What films have stood out for you over the years?

I’m gonna name one that’s not a documentary – it’s a film called “The Lives of Others” that came out about 10 years ago. It also won the best foreign film category in the Oscars as well, and we picked out these films before they went to the Oscars. VIFF has audience favourite contests where all the filmgoers can vote on all our favourite documentaries and films, and there’s a prize. So “The Lives of Others” was picked as the audience favourite, and it also won the Oscar the next year. It’s not always the easy to watch films that win our hearts – it’s often the really disturbing films that end up being the ones most talked about and most recommended.

Why do you think that is?

I think it has to do with the courage of the actors and of the director or the person who wrote the film. In Jewish we say it’s the chutzpah which means the courage, nerve, audacity, and spunk to make a film that isn’t gonna be easy to watch but the story will so powerfully impact us. So sometimes it’s not even the most incredibly acted, but the story is great. Last year, there was a film called Room that you might remember – it was a very powerful screenplay and it became even more powerful because the most powerful part of the film was filmed in a very very small space to really give the impact of what it was like for this young mother and her son. It really won a lot of people’s hearts because it was very disturbing and the innocence of this young boy who knew nothing else except his life in this room and he did it with such delight. He was a delightful being that you could just feel despite his circumstances he had so much light. It impacts those of us who have a lot of stuff in our lives that we need to deal with and I think seeing films for two and a half weeks puts a lot of perspective on our personal neurotic stories.

What would you say to someone who’s never been to this festival?
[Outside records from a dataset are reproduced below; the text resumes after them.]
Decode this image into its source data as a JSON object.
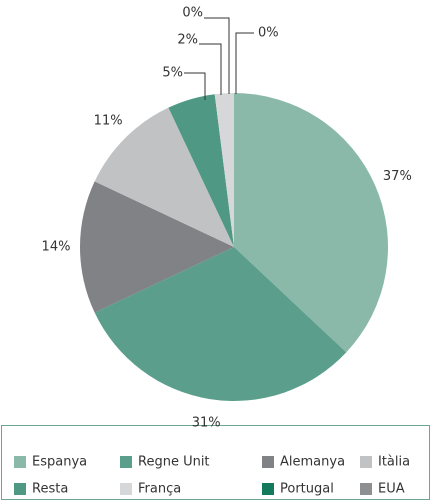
{
  "chart_data": {
    "type": "pie",
    "categories": [
      "Espanya",
      "Regne Unit",
      "Alemanya",
      "Itàlia",
      "Resta",
      "França",
      "Portugal",
      "EUA"
    ],
    "values": [
      37,
      31,
      14,
      11,
      5,
      2,
      0,
      0
    ],
    "value_labels": [
      "37%",
      "31%",
      "14%",
      "11%",
      "5%",
      "2%",
      "0%",
      "0%"
    ],
    "colors": [
      "#8ab8a9",
      "#5a9e8b",
      "#808285",
      "#c1c2c4",
      "#4e9884",
      "#d6d7d8",
      "#137a5d",
      "#8d8f91"
    ],
    "legend": "bottom"
  }
}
I would say you can pretty much trust your gut feeling if you feel drawn by the synopsis of the film, or the photograph, or the actors, or the director. Or maybe someone’s spoken to you about a film they’ve been inspired by. You can trust that to get a film into this festival it has to pass through a rigorous, ruthless committee of judges. It’s rare that I feel a film is not good – so many of them are just extraordinary.

It’s real holiday time for me –just buying a pass and going to films all day long. As a flight attendant who’s been flying almost 37 years, to spend my paid holidays not flying anywhere where I can actually use a free pass and go somewhere far away, and yet I prefer to spend my time in a dark theatre still going to lots of places – but on the screen. It’s a lot of fun.